Компания Trend Micro провела исследование мобильных приложений на предмет их уязвимости в Heartbleed. Ошибка в реализации OpenSSL позволяет атаковать не только сервера, но и клиентские приложения, которые взаимодействуют с этими серверами. Поэтому мобильные приложения, которые подключаются к уязвимым серверам, также уязвимы. Компания Trend Micro проанализировала 390 тыс. приложений из Google Play и обнаружила, что по крайней мере 1300 из них взаимодействуют с уязвимыми серверами, и, возможно, также уязвимы и могут быть атакованы. В это число входит 15 приложений для оплаты через банк, 39 приложений для интернет-платежей и 10 приложений электронных магазинов.

При этом если рассмотреть уязвимости в наиболее популярных серверах по версии сервиса Alexa, то при анализе 10 тыс. из них обнаружилось 600 уязвимых ресурсов, то есть примерно 6%. В то же время доля уязвимых мобильных приложений составляет 0,3%, то есть на порядок ниже. При этом именно на сервера скорее всего и будет организовано нападение хакеров, атаковать же мобильные приложения, которые, как правило, обращаются к ограниченному набору серверов, значительно сложнее. В то же время обновиться приложениям проще - в Google Play есть режим автоматического обновления, при котором пользователь даже и не заметит установки новой версии приложения с исправленной ошибкой.

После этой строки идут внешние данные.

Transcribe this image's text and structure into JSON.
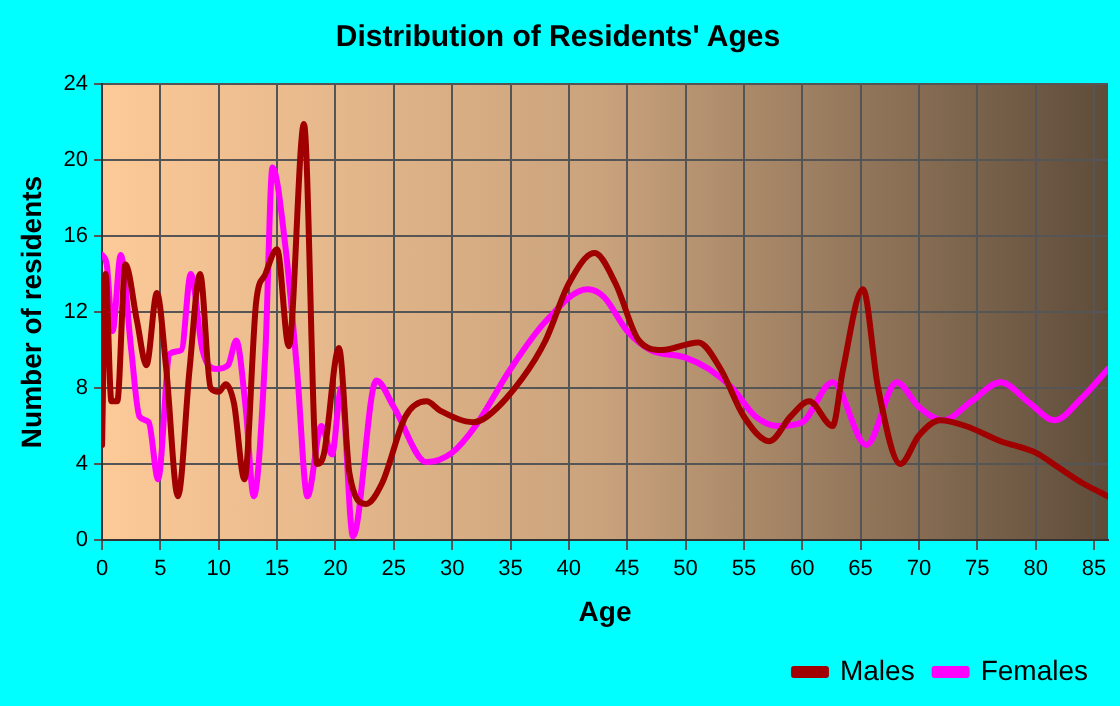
{
  "chart_data": {
    "type": "line",
    "title": "Distribution of Residents' Ages",
    "xlabel": "Age",
    "ylabel": "Number of residents",
    "xlim": [
      0,
      86.2
    ],
    "xticks": [
      0,
      5,
      10,
      15,
      20,
      25,
      30,
      35,
      40,
      45,
      50,
      55,
      60,
      65,
      70,
      75,
      80,
      85
    ],
    "ylim": [
      0,
      24
    ],
    "yticks": [
      0,
      4,
      8,
      12,
      16,
      20,
      24
    ],
    "grid": true,
    "legend": "bottom right",
    "marker": "none",
    "line_style": "solid",
    "series": [
      {
        "name": "Males",
        "color": "#a00000",
        "x": [
          0,
          0.3,
          0.8,
          1.3,
          2,
          3,
          3.8,
          4.7,
          5.5,
          6.5,
          7.5,
          8.4,
          9.3,
          10,
          10.6,
          11.3,
          12.2,
          13.2,
          14,
          15,
          16,
          17.3,
          18.4,
          19,
          20.3,
          21.2,
          22.6,
          24,
          26,
          27.8,
          29,
          31.8,
          33,
          36,
          38,
          40,
          42.2,
          44,
          46,
          48,
          51.1,
          53,
          55,
          57.2,
          59,
          60.6,
          62.6,
          63.5,
          65.2,
          66.5,
          68.4,
          70,
          71.8,
          74,
          77,
          80,
          82,
          84,
          86.2
        ],
        "values": [
          5,
          14,
          7.3,
          7.3,
          14.5,
          11.5,
          9.2,
          13,
          9,
          2.3,
          9,
          14,
          8,
          7.8,
          8.2,
          7.2,
          3.2,
          12.5,
          14,
          15.3,
          10.2,
          21.9,
          4,
          4.5,
          10.1,
          3.5,
          1.9,
          3,
          6.5,
          7.3,
          6.8,
          6.2,
          6.5,
          8.5,
          10.5,
          13.5,
          15.1,
          13.5,
          10.5,
          10,
          10.4,
          9,
          6.5,
          5.2,
          6.5,
          7.3,
          6,
          9,
          13.2,
          8,
          4,
          5.5,
          6.3,
          6,
          5.2,
          4.6,
          3.8,
          3,
          2.3
        ]
      },
      {
        "name": "Females",
        "color": "#ff00ff",
        "x": [
          0,
          0.4,
          0.9,
          1.6,
          2.5,
          3.2,
          4,
          4.8,
          5.8,
          6.8,
          7.6,
          8.6,
          9.8,
          10.8,
          11.5,
          12.3,
          13,
          14,
          14.6,
          15.7,
          16.7,
          17.6,
          18.8,
          19.7,
          20.5,
          21.5,
          23.5,
          25,
          27.8,
          30,
          32,
          35,
          38,
          41.6,
          43,
          45,
          47,
          50,
          52,
          54,
          56,
          58,
          60,
          62.6,
          65.5,
          68.1,
          70,
          72.1,
          74.5,
          77,
          79.5,
          81.6,
          84,
          86.2
        ],
        "values": [
          15,
          14.5,
          11,
          15,
          10,
          6.5,
          6.2,
          3.2,
          9.8,
          10,
          14,
          10,
          9,
          9.2,
          10.5,
          7,
          2.3,
          10,
          19.6,
          15.5,
          9,
          2.3,
          6,
          4.5,
          8,
          0.2,
          8.4,
          7,
          4.1,
          4.6,
          6,
          9,
          11.5,
          13.2,
          12.8,
          11,
          10,
          9.6,
          9,
          8,
          6.5,
          6,
          6.2,
          8.3,
          5,
          8.3,
          7,
          6.3,
          7.3,
          8.3,
          7.2,
          6.3,
          7.5,
          9
        ]
      }
    ]
  }
}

Тем не менее, поскольку остается вероятность перехвата сессии SSL и получения доступа злоумышленников к секретной части сертификата с последующим вскрытием сессии, то рекомендуется всё-таки поменять пароли для сайтов, которые пользовались уязвимой библиотекой - найти их можно, например, здесь. Или хотя бы перелогиниться, чтобы клиент получил новый сертификат для доступа.